Звучало двусмысленно, Зинаида задумалась. Самолет снижался, закладывало уши, подташнивало. В этом суровом краю даже леденцы в самолетах не раздавали. И смотреть на стюардесс совсем не хотелось. Борт перевозил пару десятков пассажиров. Командированные из разных уголков Советского Союза, сотрудники полигона, возвращающиеся из отпусков или служебных поездок. Дворский сидел в начале салона – по обыкновению хмурый, клевал носом. Несколько часов назад за ним приехал водитель, сунул на заднее сиденье объемистую сумку – супруга постаралась. Был поздний вечер, и у сотрудников возникло ощущение, что из гущи кленов за Дворским наблюдают. Там точно кто-то был, но стеснялся выйти. И снова стояли перед дилеммой. Но обошлось, «Волга» уехала. Пассажиры в «Жигулях» работали не первый день, выждали несколько минут, развернулись и подались в обратную сторону. Парни знали, куда движется объект, нагнали через двадцать минут и без происшествий проводили в аэропорт. Дворский был не один, его сопровождала коллега женского пола. Шли на пионерском расстоянии, каждый нес свой багаж. Видимо, просто коллега. Высокая, статная, с пренебрежительно поджатыми губами и стянутыми волосами на затылке. Первой красавицей она точно не была, и возраст подкрался критический. «Медянская Инга Валерьевна, – сообщили по рации. – Кандидат биологических наук, заведующая опытной лабораторией и почтенная мать семейства. Сыну – 18 лет, дочери – 20». В полете эти двое почти не разговаривали. Инга Валерьевна безотрывно смотрела в иллюминатор. Виды открывались впечатляющие, хотя и не радовали глаз. В сентябре на Аральском море начинались штормы, погода портилась. Серое море бурлило, белели «барашки». Появилась суша – однообразная, безлесная, с редкими кустарниками. Произрастали лишь травы и саксаулы – иногда достигающие размера деревьев, но в большинстве – чахлые, иссушенные зноем кустарники. Трещины в сухой земле, солончаки, глинистые проплешины.

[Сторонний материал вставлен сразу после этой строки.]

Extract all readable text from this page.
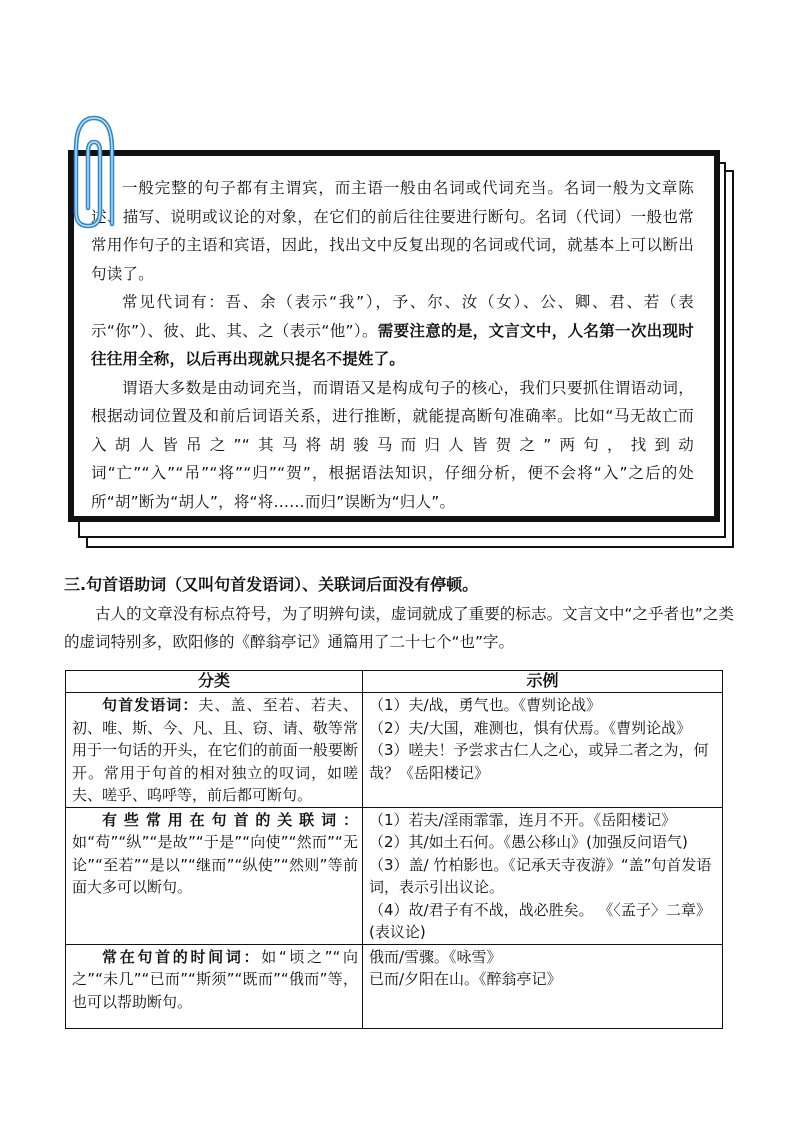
一般完整的句子都有主谓宾，而主语一般由名词或代词充当。名词一般为文章陈述、描写、说明或议论的对象，在它们的前后往往要进行断句。名词（代词）一般也常常用作句子的主语和宾语，因此，找出文中反复出现的名词或代词，就基本上可以断出句读了。

常见代词有：吾、余（表示“我”），予、尔、汝（女）、公、卿、君、若（表示“你”）、彼、此、其、之（表示“他”）。需要注意的是，文言文中，人名第一次出现时往往用全称，以后再出现就只提名不提姓了。

谓语大多数是由动词充当，而谓语又是构成句子的核心，我们只要抓住谓语动词，根据动词位置及和前后词语关系，进行推断，就能提高断句准确率。比如“马无故亡而入胡人皆吊之”“其马将胡骏马而归人皆贺之”两句，找到动词“亡”“入”“吊”“将”“归”“贺”，根据语法知识，仔细分析，便不会将“入”之后的处所“胡”断为“胡人”，将“将……而归”误断为“归人”。

三.句首语助词（又叫句首发语词）、关联词后面没有停顿。
古人的文章没有标点符号，为了明辨句读，虚词就成了重要的标志。文言文中“之乎者也”之类的虚词特别多，欧阳修的《醉翁亭记》通篇用了二十七个“也”字。
分类	示例
句首发语词：夫、盖、至若、若夫、初、唯、斯、今、凡、且、窃、请、敬等常用于一句话的开头，在它们的前面一般要断开。常用于句首的相对独立的叹词，如嗟夫、嗟乎、呜呼等，前后都可断句。	（1）夫/战，勇气也。《曹刿论战》
（2）夫/大国，难测也，惧有伏焉。《曹刿论战》
（3）嗟夫！予尝求古仁人之心，或异二者之为，何哉？《岳阳楼记》

有些常用在句首的关联词：如“苟”“纵”“是故”“于是”“向使”“然而”“无论”“至若”“是以”“继而”“纵使”“然则”等前面大多可以断句。	（1）若夫/淫雨霏霏，连月不开。《岳阳楼记》
（2）其/如土石何。《愚公移山》(加强反问语气)
（3）盖/ 竹柏影也。《记承天寺夜游》“盖”句首发语词，表示引出议论。
（4）故/君子有不战，战必胜矣。 《〈孟子〉二章》(表议论)

常在句首的时间词：如“顷之”“向之”“未几”“已而”“斯须”“既而”“俄而”等，也可以帮助断句。	俄而/雪骤。《咏雪》
已而/夕阳在山。《醉翁亭记》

– Не смотри на них, – бросил Никита. – Взгляд чувствуется, если на тебя долго смотрят…
Как вовремя предупредил. Дворский обернулся, пробежал глазами по лицам пассажиров – мазнул взглядом по майору. Никита что-то увлеченно шептал на ухо коллеге, а та загадочно улыбалась. Зинаида вообще в этот день выглядела привлекательно, короткие волосы обрамляли лицо, курточка идеально гармонировала с брючным костюмом. Зинаиде Дворский тоже уделил внимание, взглянул заинтересованно, как посмотрел бы любой нормальный мужчина. Зинаида прыснула, слушая анекдот, который рассказывал Платов.

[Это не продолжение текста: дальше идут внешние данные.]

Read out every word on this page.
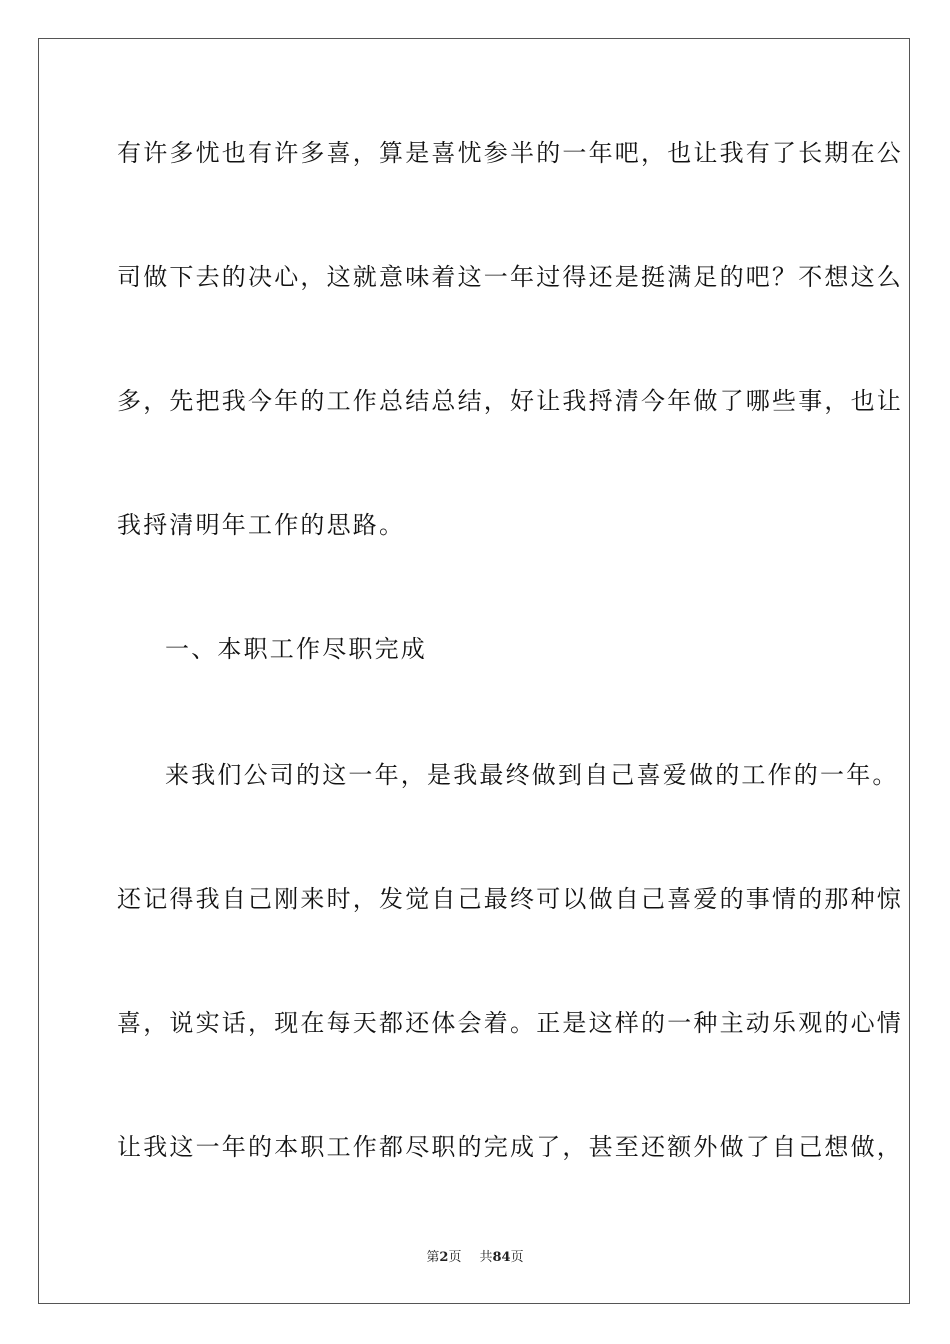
有许多忧也有许多喜，算是喜忧参半的一年吧，也让我有了长期在公
司做下去的决心，这就意味着这一年过得还是挺满足的吧？不想这么
多，先把我今年的工作总结总结，好让我捋清今年做了哪些事，也让
我捋清明年工作的思路。
一、本职工作尽职完成
来我们公司的这一年，是我最终做到自己喜爱做的工作的一年。
还记得我自己刚来时，发觉自己最终可以做自己喜爱的事情的那种惊
喜，说实话，现在每天都还体会着。正是这样的一种主动乐观的心情
让我这一年的本职工作都尽职的完成了，甚至还额外做了自己想做，
第2页 共84页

– Никита Васильевич, почему я должна смеяться над анекдотами сомнительного содержания? – прошептала Зинаида. – Мы все до глубины души любим нашу партию, правительство и генерального секретаря…

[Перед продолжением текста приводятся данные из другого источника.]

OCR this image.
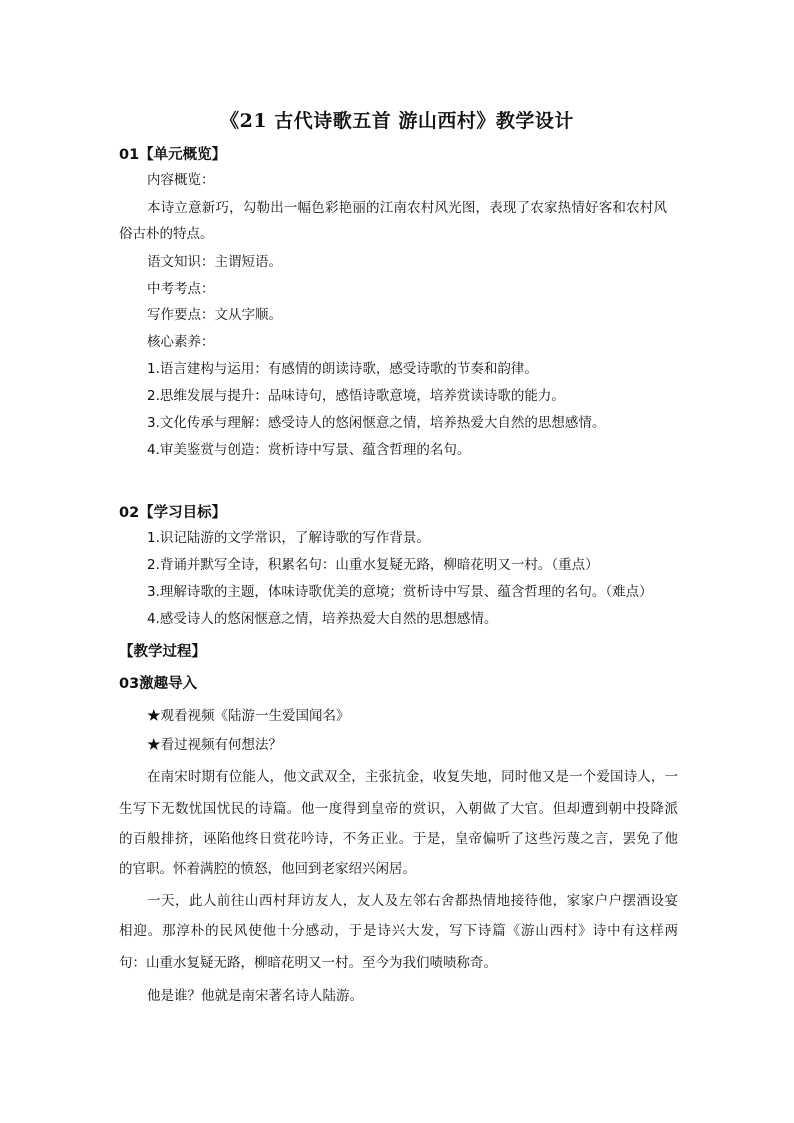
《21 古代诗歌五首 游山西村》教学设计
01【单元概览】
内容概览：
本诗立意新巧，勾勒出一幅色彩艳丽的江南农村风光图，表现了农家热情好客和农村风
俗古朴的特点。
语文知识：主谓短语。
中考考点：
写作要点：文从字顺。
核心素养：
1.语言建构与运用：有感情的朗读诗歌，感受诗歌的节奏和韵律。
2.思维发展与提升：品味诗句，感悟诗歌意境，培养赏读诗歌的能力。
3.文化传承与理解：感受诗人的悠闲惬意之情，培养热爱大自然的思想感情。
4.审美鉴赏与创造：赏析诗中写景、蕴含哲理的名句。
02【学习目标】
1.识记陆游的文学常识，了解诗歌的写作背景。
2.背诵并默写全诗，积累名句：山重水复疑无路，柳暗花明又一村。（重点）
3.理解诗歌的主题，体味诗歌优美的意境；赏析诗中写景、蕴含哲理的名句。（难点）
4.感受诗人的悠闲惬意之情，培养热爱大自然的思想感情。
【教学过程】
03激趣导入
★观看视频《陆游一生爱国闻名》
★看过视频有何想法？
在南宋时期有位能人，他文武双全，主张抗金，收复失地，同时他又是一个爱国诗人，一
生写下无数忧国忧民的诗篇。他一度得到皇帝的赏识，入朝做了大官。但却遭到朝中投降派
的百般排挤，诬陷他终日赏花吟诗，不务正业。于是，皇帝偏听了这些污蔑之言，罢免了他
的官职。怀着满腔的愤怒，他回到老家绍兴闲居。
一天，此人前往山西村拜访友人，友人及左邻右舍都热情地接待他，家家户户摆酒设宴
相迎。那淳朴的民风使他十分感动，于是诗兴大发，写下诗篇《游山西村》诗中有这样两
句：山重水复疑无路，柳暗花明又一村。至今为我们啧啧称奇。
他是谁？他就是南宋著名诗人陆游。
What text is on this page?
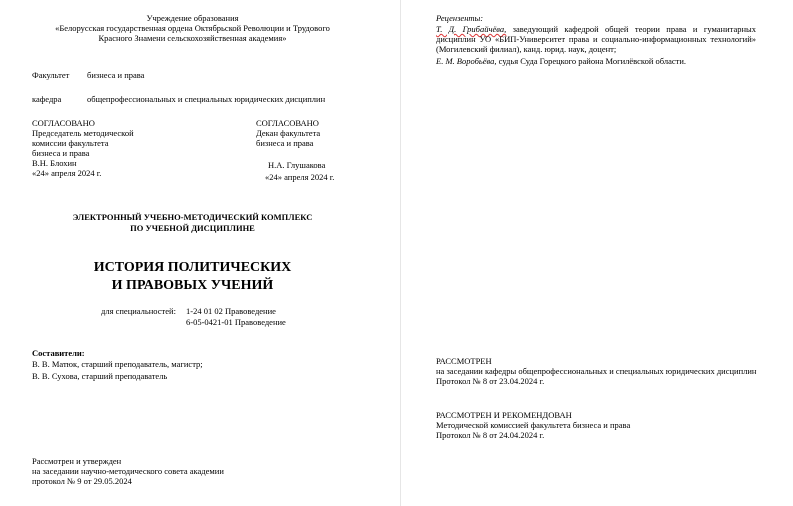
Учреждение образования
«Белорусская государственная ордена Октябрьской Революции и Трудового
Красного Знамени сельскохозяйственная академия»
Факультет бизнеса и права
кафедра	общепрофессиональных и специальных юридических дисциплин
СОГЛАСОВАНО
Председатель методической
комиссии факультета
бизнеса и права
В.Н. Блохин
«24» апреля 2024 г.
СОГЛАСОВАНО
Декан факультета
бизнеса и права
Н.А. Глушакова
«24» апреля 2024 г.
ЭЛЕКТРОННЫЙ УЧЕБНО-МЕТОДИЧЕСКИЙ КОМПЛЕКС
ПО УЧЕБНОЙ ДИСЦИПЛИНЕ
ИСТОРИЯ ПОЛИТИЧЕСКИХ
И ПРАВОВЫХ УЧЕНИЙ
для специальностей: 1-24 01 02 Правоведение
6-05-0421-01 Правоведение
Составители:
В. В. Матюк, старший преподаватель, магистр;
В. В. Сухова, старший преподаватель
Рассмотрен и утвержден
на заседании научно-методического совета академии
протокол № 9 от 29.05.2024
Рецензенты:
Т. Д. Грибайчёва, заведующий кафедрой общей теории права и гуманитарных дисциплин УО «БИП-Университет права и социально-информационных технологий» (Могилевский филиал), канд. юрид. наук, доцент;
Е. М. Воробьёва, судья Суда Горецкого района Могилёвской области.
РАССМОТРЕН
на заседании кафедры общепрофессиональных и специальных юридических дисциплин
Протокол № 8 от 23.04.2024 г.
РАССМОТРЕН И РЕКОМЕНДОВАН
Методической комиссией факультета бизнеса и права
Протокол № 8 от 24.04.2024 г.
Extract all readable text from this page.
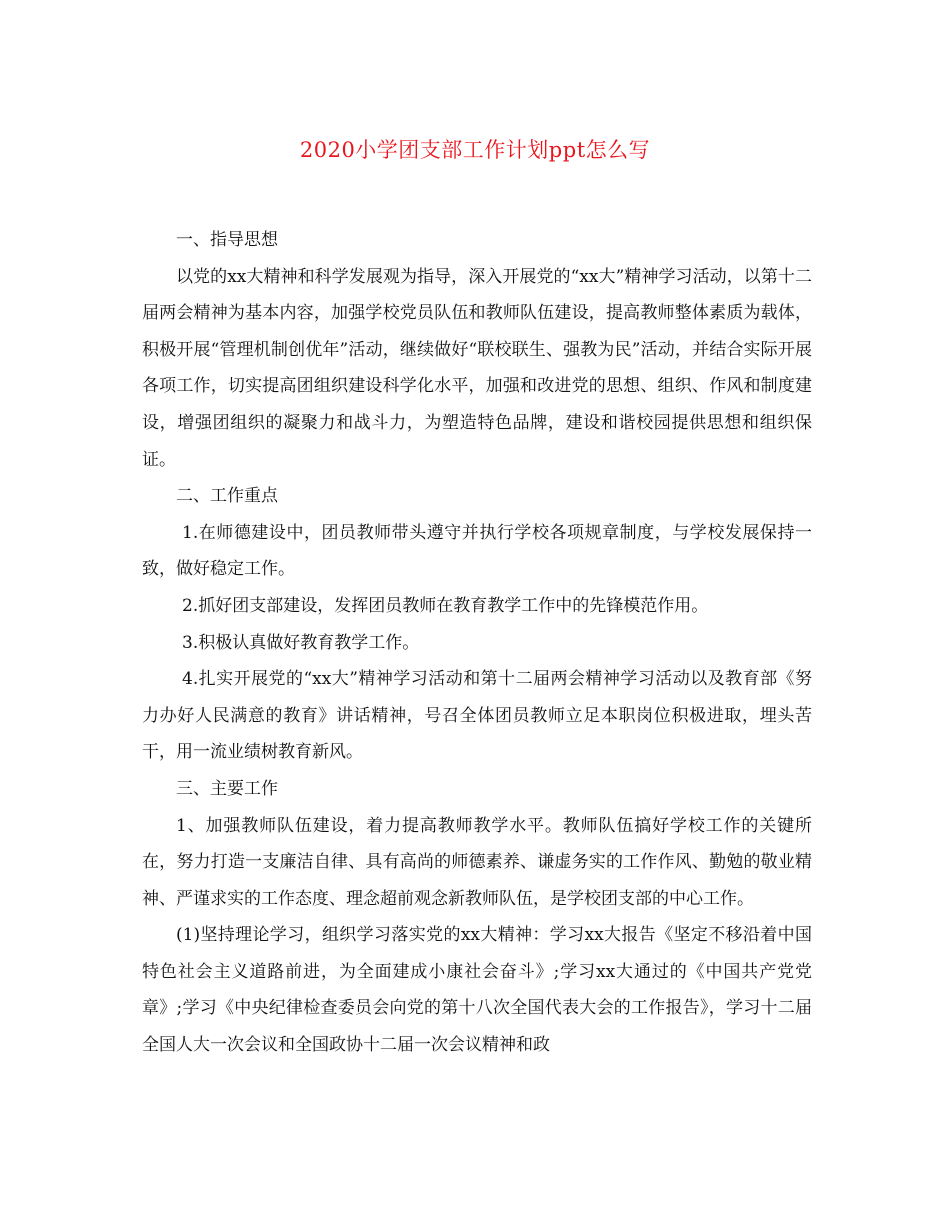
2020小学团支部工作计划ppt怎么写

一、指导思想

以党的xx大精神和科学发展观为指导，深入开展党的“xx大”精神学习活动，以第十二届两会精神为基本内容，加强学校党员队伍和教师队伍建设，提高教师整体素质为载体，积极开展“管理机制创优年”活动，继续做好“联校联生、强教为民”活动，并结合实际开展各项工作，切实提高团组织建设科学化水平，加强和改进党的思想、组织、作风和制度建设，增强团组织的凝聚力和战斗力，为塑造特色品牌，建设和谐校园提供思想和组织保证。

二、工作重点

1.在师德建设中，团员教师带头遵守并执行学校各项规章制度，与学校发展保持一致，做好稳定工作。

2.抓好团支部建设，发挥团员教师在教育教学工作中的先锋模范作用。

3.积极认真做好教育教学工作。

4.扎实开展党的“xx大”精神学习活动和第十二届两会精神学习活动以及教育部《努力办好人民满意的教育》讲话精神，号召全体团员教师立足本职岗位积极进取，埋头苦干，用一流业绩树教育新风。

三、主要工作

1、加强教师队伍建设，着力提高教师教学水平。教师队伍搞好学校工作的关键所在，努力打造一支廉洁自律、具有高尚的师德素养、谦虚务实的工作作风、勤勉的敬业精神、严谨求实的工作态度、理念超前观念新教师队伍，是学校团支部的中心工作。

(1)坚持理论学习，组织学习落实党的xx大精神：学习xx大报告《坚定不移沿着中国特色社会主义道路前进，为全面建成小康社会奋斗》;学习xx大通过的《中国共产党党章》;学习《中央纪律检查委员会向党的第十八次全国代表大会的工作报告》，学习十二届全国人大一次会议和全国政协十二届一次会议精神和政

– Я тоже люблю, – кивнул Никита. – Но есть такое понятие – служебная необходимость. Просто рассказал первый, что в голову пришел… На нашу парочку больше не смотрим, уяснила?
Где-то далеко под крылом самолета показались дома – собранные кучками, отдельно стоящие. Потом поселок пропал, сменился ослепительно-голубым небом – самолет лег на крыло. Местное время – половина девятого утра… Аэродром на острове Возрождения был устроен хитро, взлетно-посадочные полосы в плане напоминали знак розы ветров. Шасси коснулись земли, самолет вздрогнул, побежал мимо иллюминатора степной ковыль. Замелькали ангары, резервуары с ГСМ, показалась диспетчерская башня. Пассажиры оживились, стали разговаривать. Долетели, слава богу и доблестной отечественной авиации… Самолет остановился, народ потянулся к выходу…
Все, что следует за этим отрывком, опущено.